Now, a couple evenings a year coming home (I work over in Erlanger, KY), I just say fuck 75 and 71 and loop around 275, though that sometimes bogs down as well.

Sir Rhosis

I grew up in Louisville, KY, where it snowed a good bit every winter. I learned to drive in the snow, and there had to be a LOT of snow to close the schools. In 1984, I moved to Georgia. After the shock of 70-degree days in December wore off, I was stunned to realize that any amount of snow would pretty much shut everything down. Once they closed the schools because there was a THREAT of snow. It never did snow, but everything was closed just the same.

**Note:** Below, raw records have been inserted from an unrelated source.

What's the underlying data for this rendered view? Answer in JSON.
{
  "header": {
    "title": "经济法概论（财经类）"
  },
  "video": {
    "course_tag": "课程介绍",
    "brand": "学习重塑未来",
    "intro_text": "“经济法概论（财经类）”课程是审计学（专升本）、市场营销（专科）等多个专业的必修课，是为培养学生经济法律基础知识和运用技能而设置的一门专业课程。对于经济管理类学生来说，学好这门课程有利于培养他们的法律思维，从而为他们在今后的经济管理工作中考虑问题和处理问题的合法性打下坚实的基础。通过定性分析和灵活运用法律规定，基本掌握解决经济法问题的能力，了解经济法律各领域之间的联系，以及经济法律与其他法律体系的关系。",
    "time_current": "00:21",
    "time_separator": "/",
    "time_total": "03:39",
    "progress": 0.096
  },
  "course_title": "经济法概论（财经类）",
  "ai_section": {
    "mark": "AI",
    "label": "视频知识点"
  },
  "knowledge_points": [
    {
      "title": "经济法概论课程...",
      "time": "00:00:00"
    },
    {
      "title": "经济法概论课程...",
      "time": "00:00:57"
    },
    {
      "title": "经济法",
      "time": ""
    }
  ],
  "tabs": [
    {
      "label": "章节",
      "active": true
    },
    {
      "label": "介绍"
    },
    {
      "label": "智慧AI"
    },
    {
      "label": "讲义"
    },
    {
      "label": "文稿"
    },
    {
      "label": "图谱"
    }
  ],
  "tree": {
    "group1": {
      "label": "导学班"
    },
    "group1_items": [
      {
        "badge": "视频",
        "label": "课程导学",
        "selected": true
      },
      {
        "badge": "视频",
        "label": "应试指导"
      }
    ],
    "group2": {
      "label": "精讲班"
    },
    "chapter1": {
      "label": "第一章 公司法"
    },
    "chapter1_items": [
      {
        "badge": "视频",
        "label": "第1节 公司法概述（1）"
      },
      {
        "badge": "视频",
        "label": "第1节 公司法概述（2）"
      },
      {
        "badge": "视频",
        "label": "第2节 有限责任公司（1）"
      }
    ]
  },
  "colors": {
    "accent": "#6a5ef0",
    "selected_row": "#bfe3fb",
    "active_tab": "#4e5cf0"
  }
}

 And it cracks me up how everyone stocks up on bread, milk and toilet paper when any amount of snow is predicted.  Is there something about snow that makes people eat french toast and have diarrhiea?

This whole thread makes me chuckle. We get about 10-12 feet of snow a year or so. A foot is predicted for today. I’ll plow later. Let it build up a bit first.

But I have to remind myself that we are prepared. Snow removal up here is a big big part of the budget. And, the locals are prepared. Pretty much everyone has a 4x4 of some sort and just about everyone with a truck or larger SUV carries a tow strap to pull out the tourists.

Discussing tires strengths and weaknesses for snow is common polite conversation. I know the brand of tire of the 4 guys I work with.

The 20mph when 40 is perfectly safe does bug me. But most of those folks are tourists. In a rental car, in unfamiliar conditions looking for an odd address that is Uncle John’s house or some such thing.

We complain, but we also chill.

::sigh:: Just missing Cincinnati.
Even though they let Rumpke turn Winton Hill into a dump (literally) (took out all those beautiful trees) it’s still my favorite city.

BIL may be bringing some LaRosa’s when he visits this week. :cool:

Missing what? The only things that keep me here are friends and Jungle Jims. I’ll put up with a lot of shit for Jungle Jims. But there this place doesn’t have much to recommend it.

So, whatcha use? :wink:

Goetta. It’s the major cultural contribution of the Germans to Cincinnati. Besides fascism.